お話をうかがっていると、お客さまの手続利便向上やビジネスサポート高度化、社内の業務負担改善や営業力強化が重要なテーマになっていると感じます。私共と同じ課題認識を持たれて、歩みを進められようとしている金融機関が多くなっています。
銀行業界全体で取り組みが進むと、お客さまにとってより大きな改善効果を感じていただけるようになると考えています。
──「地域DX伴走支援」では、具体的にどんなサービスを提供される予定でしょうか?
DTC 伊東氏 まだ具体的な支援メニューが固まっているわけではありませんが、「学ぶ」「試す」「実践する」の3つのテーマでみずほ銀行とノウハウを共有しながらご支援するのが良いのではないかと考えています。

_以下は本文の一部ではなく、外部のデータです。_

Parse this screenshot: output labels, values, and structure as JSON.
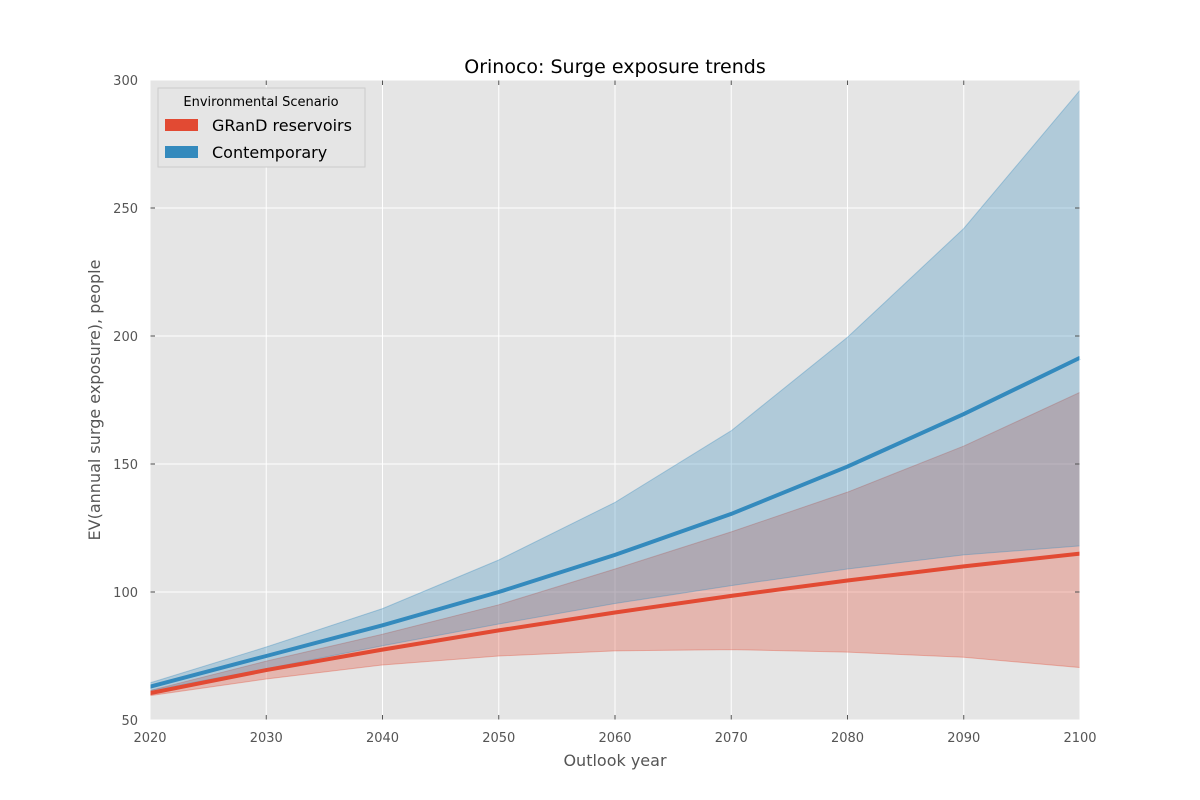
{
  "chart_data": {
    "type": "line",
    "title": "Orinoco: Surge exposure trends",
    "xlabel": "Outlook year",
    "ylabel": "EV(annual surge exposure), people",
    "xlim": [
      2020,
      2100
    ],
    "ylim": [
      50,
      300
    ],
    "xticks": [
      "2020",
      "2030",
      "2040",
      "2050",
      "2060",
      "2070",
      "2080",
      "2090",
      "2100"
    ],
    "yticks": [
      "50",
      "100",
      "150",
      "200",
      "250",
      "300"
    ],
    "grid": true,
    "legend": {
      "title": "Environmental Scenario",
      "placement": "top-left"
    },
    "x": [
      2020,
      2030,
      2040,
      2050,
      2060,
      2070,
      2080,
      2090,
      2100
    ],
    "series": [
      {
        "name": "GRanD reservoirs",
        "color": "#E24A33",
        "values": [
          60.5,
          69.5,
          77.5,
          85,
          92,
          98.5,
          104.5,
          110,
          115
        ],
        "lower": [
          59.5,
          66,
          71.5,
          75,
          77,
          77.5,
          76.5,
          74.5,
          70.5
        ],
        "upper": [
          61.5,
          73,
          83.5,
          95,
          109,
          123.5,
          139,
          157,
          178
        ]
      },
      {
        "name": "Contemporary",
        "color": "#348ABD",
        "values": [
          63,
          75,
          87,
          100,
          114.5,
          130.5,
          149,
          169.5,
          191.5
        ],
        "lower": [
          61.5,
          70,
          79,
          87.5,
          95.5,
          102.5,
          109,
          114.5,
          118
        ],
        "upper": [
          64.5,
          78.5,
          93.5,
          112.5,
          135,
          163,
          199.5,
          242,
          296
        ]
      }
    ]
  }
}
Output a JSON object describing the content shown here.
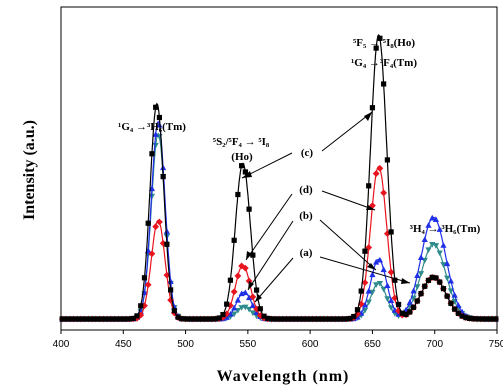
{
  "chart_data": {
    "type": "line",
    "xlabel": "Wavelength (nm)",
    "ylabel": "Intensity (a.u.)",
    "xlim": [
      400,
      750
    ],
    "ylim": [
      0,
      1
    ],
    "x_ticks": [
      "400",
      "450",
      "500",
      "550",
      "600",
      "650",
      "700",
      "750"
    ],
    "grid": false,
    "legend": "none",
    "series": [
      {
        "name": "(a)",
        "color": "#2e8b8b",
        "marker": "triangle-down",
        "peaks": [
          {
            "center": 478,
            "sigma": 5.5,
            "amp": 0.62
          },
          {
            "center": 547,
            "sigma": 6.0,
            "amp": 0.04
          },
          {
            "center": 655,
            "sigma": 6.5,
            "amp": 0.12
          },
          {
            "center": 699,
            "sigma": 10.0,
            "amp": 0.25
          }
        ]
      },
      {
        "name": "(b)",
        "color": "#1f2fe8",
        "marker": "triangle-up",
        "peaks": [
          {
            "center": 478,
            "sigma": 5.5,
            "amp": 0.66
          },
          {
            "center": 547,
            "sigma": 6.0,
            "amp": 0.09
          },
          {
            "center": 655,
            "sigma": 6.5,
            "amp": 0.2
          },
          {
            "center": 699,
            "sigma": 10.0,
            "amp": 0.34
          }
        ]
      },
      {
        "name": "(c)",
        "color": "#000000",
        "marker": "square",
        "peaks": [
          {
            "center": 477,
            "sigma": 5.5,
            "amp": 0.72
          },
          {
            "center": 546,
            "sigma": 6.0,
            "amp": 0.52
          },
          {
            "center": 655,
            "sigma": 6.5,
            "amp": 0.95
          },
          {
            "center": 699,
            "sigma": 10.0,
            "amp": 0.14
          }
        ]
      },
      {
        "name": "(d)",
        "color": "#e8141e",
        "marker": "diamond",
        "peaks": [
          {
            "center": 478,
            "sigma": 5.5,
            "amp": 0.33
          },
          {
            "center": 546,
            "sigma": 6.0,
            "amp": 0.18
          },
          {
            "center": 655,
            "sigma": 6.5,
            "amp": 0.51
          },
          {
            "center": 699,
            "sigma": 10.0,
            "amp": 0.14
          }
        ]
      }
    ],
    "baseline": 0.02,
    "annotations": {
      "tm_blue": "¹G₄ →³H₆(Tm)",
      "ho_green_1": "⁵S₂/⁵F₄ → ⁵I₈",
      "ho_green_2": "(Ho)",
      "red_1": "⁵F₅ → ⁵I₈(Ho)",
      "red_2": "¹G₄ →³F₄(Tm)",
      "tm_nir": "³H₄ → ³H₆(Tm)",
      "label_c": "(c)",
      "label_d": "(d)",
      "label_b": "(b)",
      "label_a": "(a)"
    }
  }
}
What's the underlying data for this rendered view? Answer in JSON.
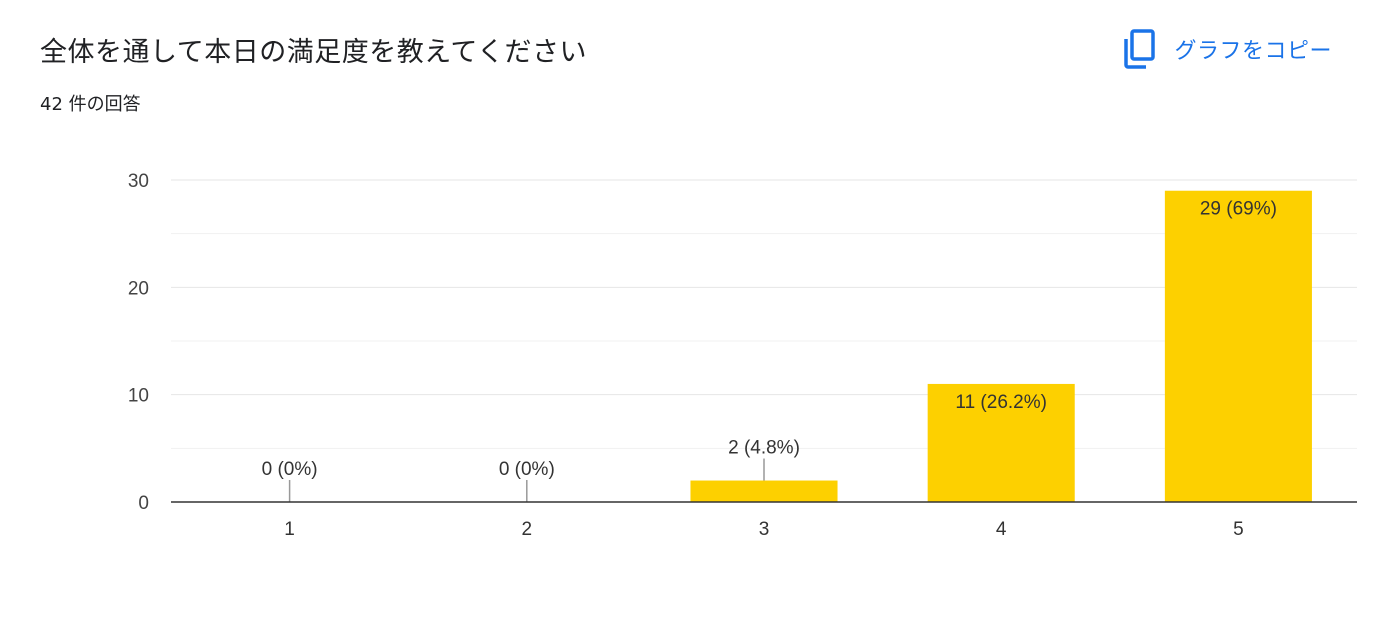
{
  "header": {
    "title": "全体を通して本日の満足度を教えてください",
    "response_count": "42 件の回答",
    "copy_label": "グラフをコピー",
    "copy_icon": "copy-icon",
    "accent_color": "#1a73e8"
  },
  "chart_data": {
    "type": "bar",
    "categories": [
      "1",
      "2",
      "3",
      "4",
      "5"
    ],
    "values": [
      0,
      0,
      2,
      11,
      29
    ],
    "labels": [
      "0 (0%)",
      "0 (0%)",
      "2 (4.8%)",
      "11 (26.2%)",
      "29 (69%)"
    ],
    "ylim": [
      0,
      30
    ],
    "yticks": [
      0,
      10,
      20,
      30
    ],
    "grid": true,
    "bar_color": "#fdd000"
  }
}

「学ぶ」は、地域金融機関の行員の方に、みずほ銀行の法人ビジネスに関するDXプロジェクトに参加していただく支援方法です。プロジェクトメンバーの一員として、構想の策定から実行までのプロセスに携わることで、体系的なフレームワークや実践的なスキル・ノウハウを持ち帰ることができ、自行のDX戦略・施策の構想の参考にしていただけるのではないかと思います。

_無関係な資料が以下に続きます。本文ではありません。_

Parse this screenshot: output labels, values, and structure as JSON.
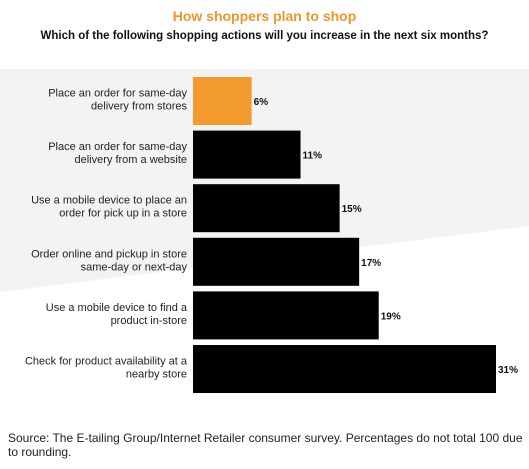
{
  "chart_data": {
    "type": "bar",
    "orientation": "horizontal",
    "title": "How shoppers plan to shop",
    "subtitle": "Which of the following shopping actions will you increase in the next six months?",
    "categories": [
      "Place an order for same-day delivery from stores",
      "Place an order for same-day delivery from a website",
      "Use a mobile device to place an order for pick up in a store",
      "Order online and pickup in store same-day or next-day",
      "Use a mobile device to find a product in-store",
      "Check for product availability at a nearby store"
    ],
    "category_lines": [
      [
        "Place an order for same-day",
        "delivery from stores"
      ],
      [
        "Place an order for same-day",
        "delivery from a website"
      ],
      [
        "Use a mobile device to place an",
        "order for pick up in a store"
      ],
      [
        "Order online and pickup in store",
        "same-day or next-day"
      ],
      [
        "Use a mobile device to find a",
        "product in-store"
      ],
      [
        "Check for product availability at a",
        "nearby store"
      ]
    ],
    "values": [
      6,
      11,
      15,
      17,
      19,
      31
    ],
    "value_labels": [
      "6%",
      "11%",
      "15%",
      "17%",
      "19%",
      "31%"
    ],
    "bar_colors": [
      "#f29a2e",
      "#000000",
      "#000000",
      "#000000",
      "#000000",
      "#000000"
    ],
    "xlim": [
      0,
      31
    ],
    "grid": false,
    "legend": "none"
  },
  "colors": {
    "title": "#f0952a",
    "highlight": "#f29a2e",
    "bar": "#000000",
    "background_shape": "#f3f3f3"
  },
  "source": "Source: The E-tailing Group/Internet Retailer consumer survey. Percentages do not total 100 due to rounding."
}
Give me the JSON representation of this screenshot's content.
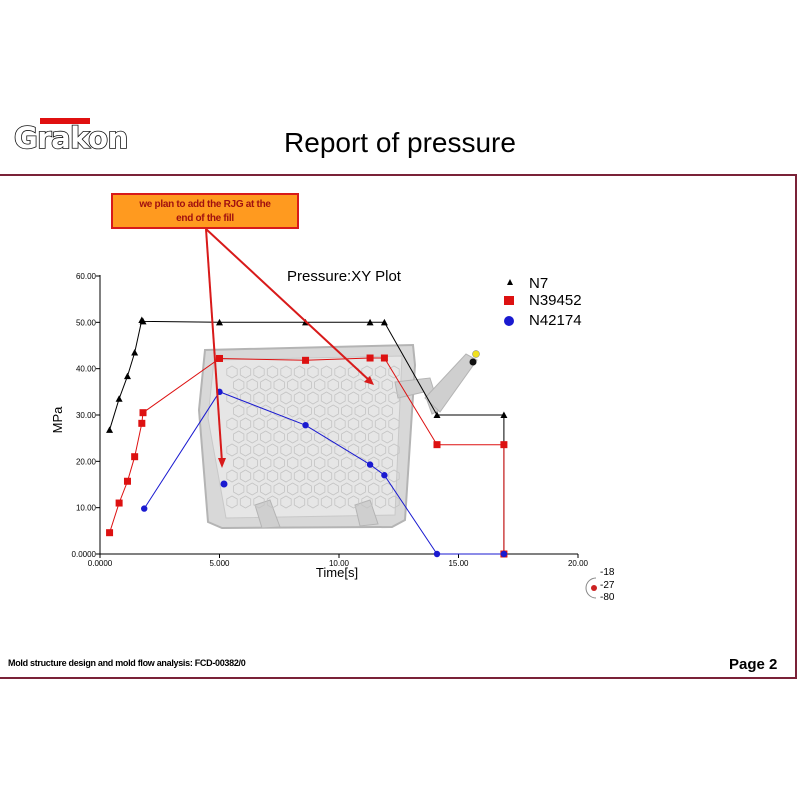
{
  "header": {
    "logo_text": "Grakon",
    "title": "Report of pressure"
  },
  "callout": {
    "line1": "we plan to add the RJG at the",
    "line2": "end of the fill"
  },
  "footer": {
    "left": "Mold structure design and mold flow analysis: FCD-00382/0",
    "page": "Page  2"
  },
  "scale_legend": {
    "labels": [
      "-18",
      "-27",
      "-80"
    ]
  },
  "colors": {
    "N7": "#000000",
    "N39452": "#dd1111",
    "N42174": "#1a1ad0",
    "frame": "#7a2238",
    "callout_fill": "#ff9a1f",
    "callout_border": "#d81a1a"
  },
  "chart_data": {
    "type": "line",
    "title": "Pressure:XY Plot",
    "xlabel": "Time[s]",
    "ylabel": "MPa",
    "xlim": [
      0,
      20
    ],
    "ylim": [
      0,
      60
    ],
    "xticks": [
      "0.0000",
      "5.000",
      "10.00",
      "15.00",
      "20.00"
    ],
    "yticks": [
      "0.0000",
      "10.00",
      "20.00",
      "30.00",
      "40.00",
      "50.00",
      "60.00"
    ],
    "grid": false,
    "legend_position": "top-right",
    "series": [
      {
        "name": "N7",
        "marker": "triangle",
        "color": "#000000",
        "points": [
          [
            0.4,
            26.8
          ],
          [
            0.8,
            33.5
          ],
          [
            1.15,
            38.4
          ],
          [
            1.45,
            43.5
          ],
          [
            1.75,
            50.5
          ],
          [
            1.8,
            50.2
          ],
          [
            5.0,
            50.0
          ],
          [
            8.6,
            50.0
          ],
          [
            11.3,
            50.0
          ],
          [
            11.9,
            50.0
          ],
          [
            14.1,
            30.0
          ],
          [
            16.9,
            30.0
          ],
          [
            16.9,
            0.0
          ]
        ]
      },
      {
        "name": "N39452",
        "marker": "square",
        "color": "#dd1111",
        "points": [
          [
            0.4,
            4.6
          ],
          [
            0.8,
            11.0
          ],
          [
            1.15,
            15.7
          ],
          [
            1.45,
            21.0
          ],
          [
            1.75,
            28.2
          ],
          [
            1.8,
            30.5
          ],
          [
            5.0,
            42.2
          ],
          [
            8.6,
            41.8
          ],
          [
            11.3,
            42.3
          ],
          [
            11.9,
            42.3
          ],
          [
            14.1,
            23.6
          ],
          [
            16.9,
            23.6
          ],
          [
            16.9,
            0.0
          ]
        ]
      },
      {
        "name": "N42174",
        "marker": "circle",
        "color": "#1a1ad0",
        "points": [
          [
            1.85,
            9.8
          ],
          [
            5.0,
            35.0
          ],
          [
            8.6,
            27.8
          ],
          [
            11.3,
            19.3
          ],
          [
            11.9,
            17.0
          ],
          [
            14.1,
            0.0
          ],
          [
            16.9,
            0.0
          ]
        ]
      }
    ]
  }
}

「試す」は、既存のアセット等を利用し、自行のポータルなどのプロトタイプを試作して施策実現時の効果を体感いただく支援方法で、デロイト トーマツは、プロトタイプの作成やPoCができる場の構築などを支援することが可能です。
「実践する」は、DXを推進する上で不足するシステム・人的リソースを補完する支援方法です。デロイト トーマツには様々な専門人材がそろっているので、適時適切な人材の供給が可能です。

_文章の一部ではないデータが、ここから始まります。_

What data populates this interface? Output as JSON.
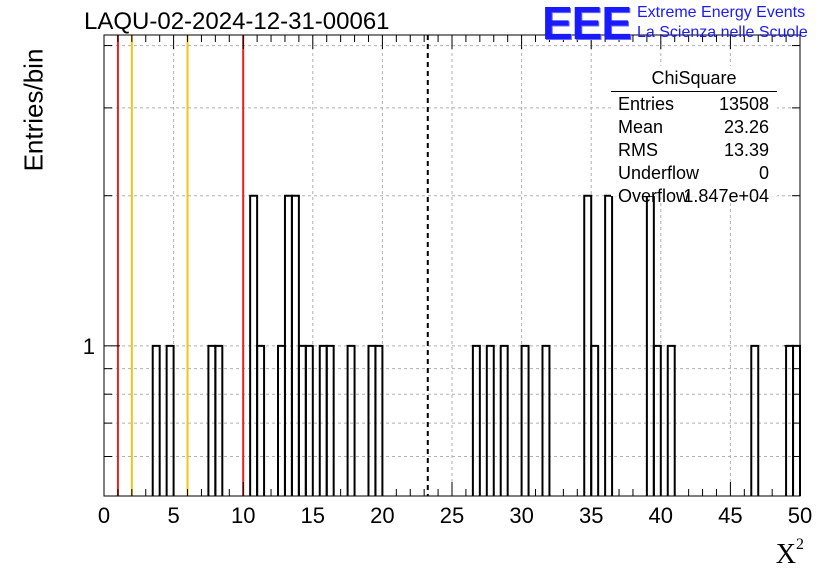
{
  "chart_data": {
    "type": "histogram",
    "title": "LAQU-02-2024-12-31-00061",
    "xlabel": "X",
    "xlabel_superscript": "2",
    "ylabel": "Entries/bin",
    "xlim": [
      0,
      50
    ],
    "ylim": [
      0.5,
      4.2
    ],
    "yscale": "log",
    "bin_width": 0.5,
    "x_ticks": [
      0,
      5,
      10,
      15,
      20,
      25,
      30,
      35,
      40,
      45,
      50
    ],
    "y_tick_labels": [
      {
        "value": 1,
        "label": "1"
      }
    ],
    "grid": true,
    "bins": [
      {
        "x": 3.5,
        "y": 1
      },
      {
        "x": 4.5,
        "y": 1
      },
      {
        "x": 7.5,
        "y": 1
      },
      {
        "x": 8.0,
        "y": 1
      },
      {
        "x": 10.5,
        "y": 2
      },
      {
        "x": 11.0,
        "y": 1
      },
      {
        "x": 12.5,
        "y": 1
      },
      {
        "x": 13.0,
        "y": 2
      },
      {
        "x": 13.5,
        "y": 2
      },
      {
        "x": 14.0,
        "y": 1
      },
      {
        "x": 14.5,
        "y": 1
      },
      {
        "x": 15.5,
        "y": 1
      },
      {
        "x": 16.0,
        "y": 1
      },
      {
        "x": 17.5,
        "y": 1
      },
      {
        "x": 19.0,
        "y": 1
      },
      {
        "x": 19.5,
        "y": 1
      },
      {
        "x": 26.5,
        "y": 1
      },
      {
        "x": 27.5,
        "y": 1
      },
      {
        "x": 28.5,
        "y": 1
      },
      {
        "x": 30.0,
        "y": 1
      },
      {
        "x": 31.5,
        "y": 1
      },
      {
        "x": 34.5,
        "y": 2
      },
      {
        "x": 35.0,
        "y": 1
      },
      {
        "x": 36.0,
        "y": 2
      },
      {
        "x": 39.0,
        "y": 2
      },
      {
        "x": 39.5,
        "y": 1
      },
      {
        "x": 40.5,
        "y": 1
      },
      {
        "x": 46.5,
        "y": 1
      },
      {
        "x": 49.0,
        "y": 1
      },
      {
        "x": 49.5,
        "y": 1
      }
    ],
    "vertical_lines": [
      {
        "x": 1,
        "color": "#e32222",
        "style": "solid"
      },
      {
        "x": 2,
        "color": "#f0c419",
        "style": "solid"
      },
      {
        "x": 6,
        "color": "#f0c419",
        "style": "solid"
      },
      {
        "x": 10,
        "color": "#e32222",
        "style": "solid"
      },
      {
        "x": 23.26,
        "color": "#000000",
        "style": "dashed"
      }
    ],
    "stats_box": {
      "title": "ChiSquare",
      "entries": [
        {
          "name": "Entries",
          "value": "13508"
        },
        {
          "name": "Mean",
          "value": "23.26"
        },
        {
          "name": "RMS",
          "value": "13.39"
        },
        {
          "name": "Underflow",
          "value": "0"
        },
        {
          "name": "Overflow",
          "value": "1.847e+04"
        }
      ]
    }
  },
  "logo": {
    "text": "EEE",
    "line1": "Extreme Energy Events",
    "line2": "La Scienza nelle Scuole",
    "color": "#1a1aff"
  }
}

みずほ銀行 大澤氏 地域金融機関には各社それぞれのビジネス戦略がありますし、デジタルを活用して目指す姿も異なると思います。手続きのしやすさ、ビジネスサポートの充実等、重きを置く領域も異なるでしょう。
みずほ銀行では、法人ビジネス領域の課題に関して網羅的な改善に着手し、打ち手の一つとしてM’s Paletteを構築してきました。初期構想からリリースするまでに約3年かかっていますが、その間、様々な試行錯誤や紆余曲折がありました。
戦略・戦術を根本から見直す際には、手触り感がないと何から検討するか、進む方向は確かなのかをつかみかねると思います。このような取り組みが世にあれば、私共ももっとスピーディーに歩みを進められたと思います。
──最後に、DX推進に踏み出そうとしている地域金融機関にメッセージをお願いします。
みずほ銀行 大澤氏 DXは既存のビジネスに大きくメスを入れることになります。変革を進めるためにはエネルギーが必要ですし、お客さまが望まれるものを追求する観点でも第三者の目が役立つと思います。
DTC 丸山氏 業務やサービスのデジタル化を進めれば、行員の皆さんはより付加価値の高い業務に注力できるようになります。リアルでの営業の質やスピードを上げるためにも、一緒にDXに取り組んでいただきたい。我々が全面的にご支援します。